It is also why it is never “self-evident” that a minster should be hired or fired – since people hold differing political opinions, they will not agree on who is a “good” or “bad” minister. Outgoing finance minister Tito Mboweni was valued in much of business because he was seen as a champion of markets. For the same reason, sections of the governing alliance and anti-poverty campaigners could not wait to see the back of him. Which side was speaking for the “national interest”?
The claim that a minister must stay or go is, and must always be, an expression of opinion only. A president who ignores that view is not rejecting “the national interest” – they simply have a different view of what that is.
The belief that all happy outcomes – better policing and intelligence or economic growth – can be achieved simply by replacing one minister with another is also a sure recipe for disappointment. As the political head of a department, the minister is responsible for giving it political direction and supporting it politically. These can be important tasks – but they do not mean that the strength or weakness of a department depends on who its minister is.

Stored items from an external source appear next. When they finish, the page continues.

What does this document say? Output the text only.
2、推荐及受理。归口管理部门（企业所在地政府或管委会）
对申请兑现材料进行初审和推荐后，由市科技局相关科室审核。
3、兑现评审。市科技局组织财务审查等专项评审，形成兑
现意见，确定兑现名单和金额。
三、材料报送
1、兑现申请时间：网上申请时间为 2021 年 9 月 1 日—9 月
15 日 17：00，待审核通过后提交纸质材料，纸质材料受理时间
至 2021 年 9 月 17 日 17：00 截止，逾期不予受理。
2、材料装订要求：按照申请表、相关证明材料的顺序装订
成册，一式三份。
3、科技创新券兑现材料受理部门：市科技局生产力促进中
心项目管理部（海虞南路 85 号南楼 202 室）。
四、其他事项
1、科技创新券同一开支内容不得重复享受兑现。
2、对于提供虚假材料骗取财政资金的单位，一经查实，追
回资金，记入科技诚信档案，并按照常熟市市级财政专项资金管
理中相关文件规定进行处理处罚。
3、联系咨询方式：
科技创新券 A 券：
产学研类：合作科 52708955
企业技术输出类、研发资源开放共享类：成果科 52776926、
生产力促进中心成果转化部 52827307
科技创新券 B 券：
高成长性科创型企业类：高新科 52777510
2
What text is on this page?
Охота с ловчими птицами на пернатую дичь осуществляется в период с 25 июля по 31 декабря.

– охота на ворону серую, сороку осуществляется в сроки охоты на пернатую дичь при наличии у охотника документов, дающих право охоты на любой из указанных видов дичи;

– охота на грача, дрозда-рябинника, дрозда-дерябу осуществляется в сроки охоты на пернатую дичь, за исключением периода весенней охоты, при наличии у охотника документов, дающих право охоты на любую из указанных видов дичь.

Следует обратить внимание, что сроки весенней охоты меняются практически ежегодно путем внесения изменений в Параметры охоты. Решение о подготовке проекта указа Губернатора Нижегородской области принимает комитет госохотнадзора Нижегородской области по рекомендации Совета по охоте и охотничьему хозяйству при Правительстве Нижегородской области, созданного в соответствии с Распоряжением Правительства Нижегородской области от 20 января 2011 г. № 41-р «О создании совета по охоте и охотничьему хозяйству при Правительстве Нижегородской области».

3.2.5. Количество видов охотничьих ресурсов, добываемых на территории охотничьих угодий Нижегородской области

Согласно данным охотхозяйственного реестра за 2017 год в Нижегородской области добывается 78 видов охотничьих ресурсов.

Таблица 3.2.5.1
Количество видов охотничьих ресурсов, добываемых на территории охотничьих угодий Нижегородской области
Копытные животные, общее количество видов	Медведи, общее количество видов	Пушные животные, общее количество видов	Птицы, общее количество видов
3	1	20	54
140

Most of the “heavy lifting” in government departments is the job of public servants. Ministers can nudge things in particular directions and give political support to officials whose work they value. But they cannot do much more. Two examples illustrate this.
Reality versus hype
Perhaps the most effective minister in South Africa’s democratic life was the late Zola Skweyiya. As social development minister, he was responsible for extending social grants to millions of people. But Skweyiya could have done none of this without the work of his senior civil servants. His role was crucial but it consisted largely of supporting senior officials.
By contrast, there was much enthusiasm before the reshuffle for the removal of police minister Bheki Cele. The reason was obvious – the police performed abysmally during the recent violence. But, whatever Cele’s merits, replacing him would make not an iota of difference to the police’s performance.
There are two reasons why policing the violence was so inept. First, South Africa has never had a competent police service – not under minority rule, when the police’s chief task was preventing black people from expressing themselves or policing racial laws, and not after it. The police are also deeply factionalised and so it is never clear whether officers are failing because they don’t know how to act or because they choose not to.
None of this will change simply because a minister changes. Change will need a thorough strategy to alter the operational arms of the police and root out factionalism. If that did happen, political support from a minister would help to make a difference. Simply replacing one politician with another would not.
So, cabinet reshuffles are always much less important events than the hype which surrounds them would suggest. If the national debate understood that, it might save itself repeated disappointments.